Syd arrived at the overseas training brigade at Longbridge Deverill on January 23, 1918 and on February 14 left Southampton for France and the front, rejoining his unit on February 21.

In the following weeks, the battalion played a key role in blunting the German Spring Offensive by defeating enemy attacks around Dernancourt in late March and early April, depicted in dioramas at the Australian War Memorial.

It was during the massive German onslaught at Dernancourt on April 5 – the largest attack against Australian troops of the war – that Syd was wounded in action for the third time, losing part of his left hand.

Describing the scene on battlefield at Dernancourt that day, Australia’s official war historian, Charles Bean wrote: “The dead and wounded of the 47th lay everywhere underfoot.”

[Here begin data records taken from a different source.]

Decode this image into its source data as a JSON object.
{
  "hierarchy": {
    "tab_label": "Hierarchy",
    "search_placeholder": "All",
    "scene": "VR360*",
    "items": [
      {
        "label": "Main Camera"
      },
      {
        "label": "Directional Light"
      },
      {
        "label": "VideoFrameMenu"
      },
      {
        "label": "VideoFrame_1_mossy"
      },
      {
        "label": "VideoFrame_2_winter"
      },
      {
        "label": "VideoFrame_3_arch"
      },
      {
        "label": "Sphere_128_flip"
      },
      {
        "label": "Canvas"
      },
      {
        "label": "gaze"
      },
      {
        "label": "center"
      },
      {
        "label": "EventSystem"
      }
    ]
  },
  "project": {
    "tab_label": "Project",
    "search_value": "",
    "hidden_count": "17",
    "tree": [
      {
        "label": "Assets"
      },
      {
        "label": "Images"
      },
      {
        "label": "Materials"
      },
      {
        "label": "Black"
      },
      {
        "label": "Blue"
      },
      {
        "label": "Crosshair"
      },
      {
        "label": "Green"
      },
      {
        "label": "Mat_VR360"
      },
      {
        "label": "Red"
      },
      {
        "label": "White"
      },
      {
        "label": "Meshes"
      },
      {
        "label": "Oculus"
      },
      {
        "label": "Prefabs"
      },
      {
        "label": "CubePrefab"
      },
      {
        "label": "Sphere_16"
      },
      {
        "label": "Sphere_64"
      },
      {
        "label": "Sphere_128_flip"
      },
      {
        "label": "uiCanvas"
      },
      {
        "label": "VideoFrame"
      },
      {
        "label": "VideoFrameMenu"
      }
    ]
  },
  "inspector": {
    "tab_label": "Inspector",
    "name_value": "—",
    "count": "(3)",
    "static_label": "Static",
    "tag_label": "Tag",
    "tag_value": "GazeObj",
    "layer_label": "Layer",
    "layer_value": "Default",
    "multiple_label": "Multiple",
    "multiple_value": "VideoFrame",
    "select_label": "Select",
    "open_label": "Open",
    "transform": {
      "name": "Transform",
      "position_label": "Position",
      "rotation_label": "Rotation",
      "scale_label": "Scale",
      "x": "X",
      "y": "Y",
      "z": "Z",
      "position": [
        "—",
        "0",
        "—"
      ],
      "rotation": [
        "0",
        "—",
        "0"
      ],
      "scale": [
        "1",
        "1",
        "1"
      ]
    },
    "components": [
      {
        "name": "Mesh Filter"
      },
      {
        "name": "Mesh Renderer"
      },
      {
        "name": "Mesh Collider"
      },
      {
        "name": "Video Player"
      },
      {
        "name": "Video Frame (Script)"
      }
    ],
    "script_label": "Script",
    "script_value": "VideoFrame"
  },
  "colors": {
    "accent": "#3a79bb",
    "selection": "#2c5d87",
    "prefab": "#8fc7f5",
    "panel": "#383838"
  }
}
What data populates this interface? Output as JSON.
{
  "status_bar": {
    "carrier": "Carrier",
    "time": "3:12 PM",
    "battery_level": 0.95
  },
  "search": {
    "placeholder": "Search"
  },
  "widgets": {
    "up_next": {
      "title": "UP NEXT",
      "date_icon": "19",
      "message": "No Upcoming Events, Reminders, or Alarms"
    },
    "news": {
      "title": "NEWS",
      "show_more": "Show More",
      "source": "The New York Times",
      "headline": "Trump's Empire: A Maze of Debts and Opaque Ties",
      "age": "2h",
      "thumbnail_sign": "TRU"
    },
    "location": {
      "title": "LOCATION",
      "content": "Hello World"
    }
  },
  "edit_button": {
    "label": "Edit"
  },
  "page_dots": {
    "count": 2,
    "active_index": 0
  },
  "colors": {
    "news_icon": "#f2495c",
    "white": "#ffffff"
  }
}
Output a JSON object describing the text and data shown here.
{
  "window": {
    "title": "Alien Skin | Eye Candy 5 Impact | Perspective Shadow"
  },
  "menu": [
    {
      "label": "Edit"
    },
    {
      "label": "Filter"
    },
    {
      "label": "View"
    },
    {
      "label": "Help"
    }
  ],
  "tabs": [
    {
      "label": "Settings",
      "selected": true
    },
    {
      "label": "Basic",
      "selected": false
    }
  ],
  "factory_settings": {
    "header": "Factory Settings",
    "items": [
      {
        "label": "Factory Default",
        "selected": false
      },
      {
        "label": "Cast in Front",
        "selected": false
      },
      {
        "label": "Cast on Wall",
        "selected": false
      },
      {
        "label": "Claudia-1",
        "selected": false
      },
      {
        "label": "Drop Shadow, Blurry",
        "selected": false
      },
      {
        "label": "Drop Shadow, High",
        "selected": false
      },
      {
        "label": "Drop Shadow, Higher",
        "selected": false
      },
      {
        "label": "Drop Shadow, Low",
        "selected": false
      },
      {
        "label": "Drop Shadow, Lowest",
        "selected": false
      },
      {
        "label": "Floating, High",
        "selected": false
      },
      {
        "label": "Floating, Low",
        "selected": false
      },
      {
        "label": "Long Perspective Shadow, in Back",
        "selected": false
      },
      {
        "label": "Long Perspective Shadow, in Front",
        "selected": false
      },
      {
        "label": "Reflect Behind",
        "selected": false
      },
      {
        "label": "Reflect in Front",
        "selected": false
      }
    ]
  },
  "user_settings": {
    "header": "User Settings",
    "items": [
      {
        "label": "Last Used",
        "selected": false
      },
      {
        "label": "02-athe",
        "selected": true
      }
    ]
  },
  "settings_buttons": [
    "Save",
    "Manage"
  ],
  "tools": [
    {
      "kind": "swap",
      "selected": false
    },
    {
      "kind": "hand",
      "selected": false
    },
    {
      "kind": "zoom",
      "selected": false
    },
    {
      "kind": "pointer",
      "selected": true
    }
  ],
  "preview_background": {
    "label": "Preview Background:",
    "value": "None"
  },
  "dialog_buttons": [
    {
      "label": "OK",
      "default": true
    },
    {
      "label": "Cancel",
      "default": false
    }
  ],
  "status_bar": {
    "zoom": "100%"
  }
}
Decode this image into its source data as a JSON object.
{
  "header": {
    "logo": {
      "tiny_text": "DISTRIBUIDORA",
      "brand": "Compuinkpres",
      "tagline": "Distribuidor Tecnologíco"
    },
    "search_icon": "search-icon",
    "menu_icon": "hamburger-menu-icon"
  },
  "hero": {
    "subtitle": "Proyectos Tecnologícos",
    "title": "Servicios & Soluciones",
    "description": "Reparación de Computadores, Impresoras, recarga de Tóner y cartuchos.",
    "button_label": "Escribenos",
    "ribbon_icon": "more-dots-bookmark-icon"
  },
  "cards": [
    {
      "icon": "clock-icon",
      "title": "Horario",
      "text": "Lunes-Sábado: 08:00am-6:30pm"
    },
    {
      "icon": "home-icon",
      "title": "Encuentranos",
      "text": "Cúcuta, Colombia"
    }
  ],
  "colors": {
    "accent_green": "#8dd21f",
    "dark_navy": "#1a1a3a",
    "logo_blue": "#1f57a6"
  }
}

Syd was evacuated to England from France for the last time on the hospital ship Ville de Liege on April 9. The high number of casualties in April forced the disbandment of the 47th Battalion on May 31, with its men being used to reinforce other depleted battalions.

However, with the amputation of his left thumb, Syd’s war was over and he was marked for return to Australia.

He embarked on the HT Barambah on June 6, arriving in Melbourne on July 31, and was discharged as medically unfit on August 8.

Syd returned to the Canungra district and on July 9, 1919, married Ada Elizabeth Johnston, some five years his senior.

The couple had seven children, Beryl, Mavis, Alwyn known as Johnnie, Enid, Eric, Page and Janet.

Despite the loss of a thumb, Syd continued to work as a carpenter. The family home he built on Rhoades Road and other homes he constructed in the Beechmont area still stand as a testament to his workmanship.

Ada pre-deceased her husband in 1976, but Syd lived on to the age of 93, passing away at Birkdale in Brisbane on May 10, 1991.

Dernancourt diorama at the Australian War Memorial.